I feel this has now been replaced by the following graphic.
This model still starts with data, however the source, volume, variety and velocity (deliberately borrowed from standard Big Data definitions) of this data has increased. The organisation now looks at more internal sources of data, plus external sources of data as well, such as social media and third party market research.
The biggest change is the transformation layer. Depending on the source of data and the questions that are being asked of the organisation there are now two differ approaches: schema on write and schema on read.
Schema on Write
This is the traditional approach for Business Intelligence. A model, often dimensional, is built as part of the design process. This model is an abstraction of the complexity of the underlying systems, put in business terms. The purpose of the model is to allow the business users to interrogate the date in a way they understand.

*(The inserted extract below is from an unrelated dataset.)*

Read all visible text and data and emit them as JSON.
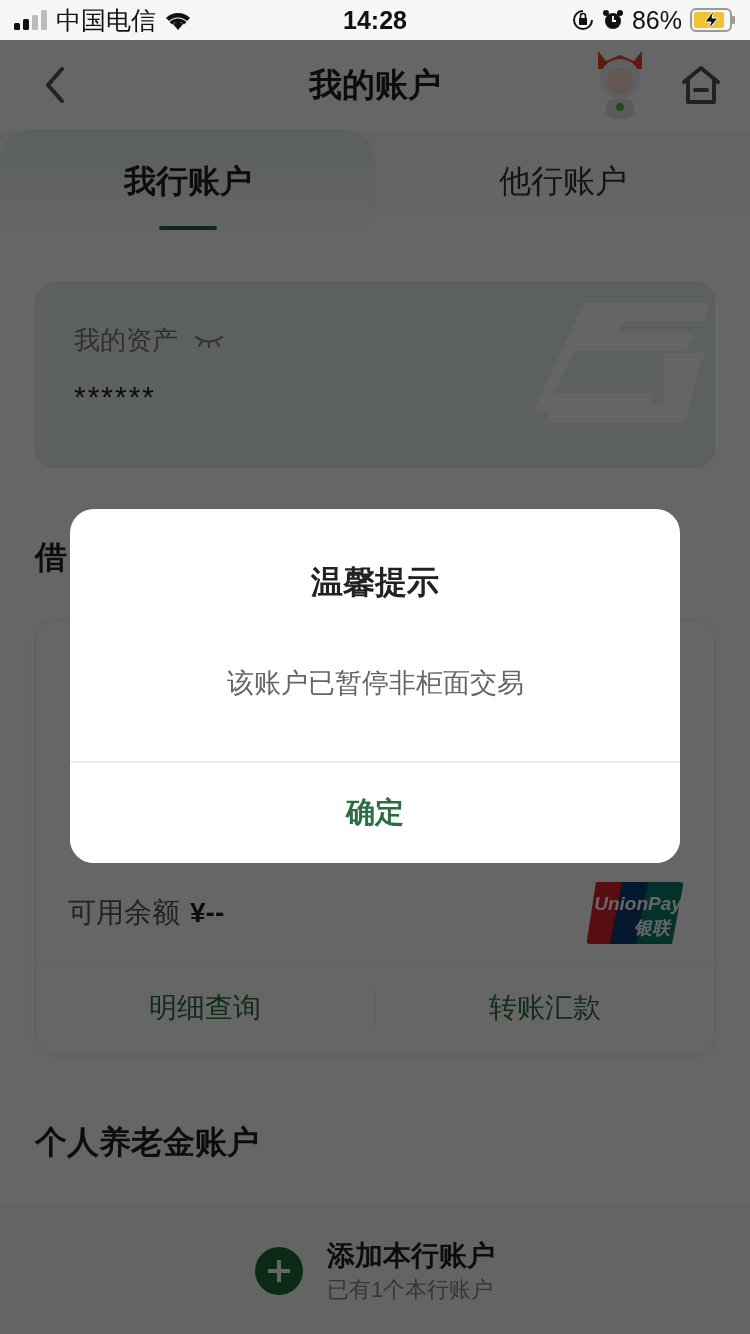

The model is instantiated through physical database tables and the date is loaded through an ETL (extract, transform and load) process that takes data from one or more source systems and transforms it to fit the model, then loads it into the model.
The key thing is that the model is determined before the data is finally written and the users are very much guided or driven by the model in how they query the data and what results they can get from the system. The designer must anticipate the queries and requests in advance of the user asking the questions.
Schema on Read
Schema on read implies works on a different principle and is more common in the Big Data world. The data is not transformed in any way when it is stored, the data store acts as a big bucket.
The modelling of the data only occurs when the data is read. Map/Reduce is the clearest example, the mapping is the understanding of the data structure. Hadoop is a large distributed file system, which is very good at storing large volumes of data, this is potential. It is only the mapping of this data that provides value, this is done when the data is read, not written.
New World Order
So whereas Business Intelligence used to always be driven by the model, the ETL process to populate the model and the reporting tool to query the model, there is now an approach where the data is collected its raw form, and advanced statistical or analytical tools are used to interrogate the data. An example of one such tool is R.
The driver for which approach to use is often driven by what the user wants to find out. If the question is clearly formed and the sources of data that are required to answer it well understood, for example how many units of a product have we sold, then the traditional schema on write approach is best.
If the question is more open, for example what is causing our sales of a product to drop, why are customers churning or even unknown unknowns, then the schema on read is most appropriate.
Decisions, Decisions, Decisions
Whichever approach is taken the end result is that the user, or business, wants to make a decision, or take some action based on making sense of some data. Organisations are becoming increasingly data driven, and despite the evolution of Business Intelligence, the ability of an organisation to derive value from data will be key to its success.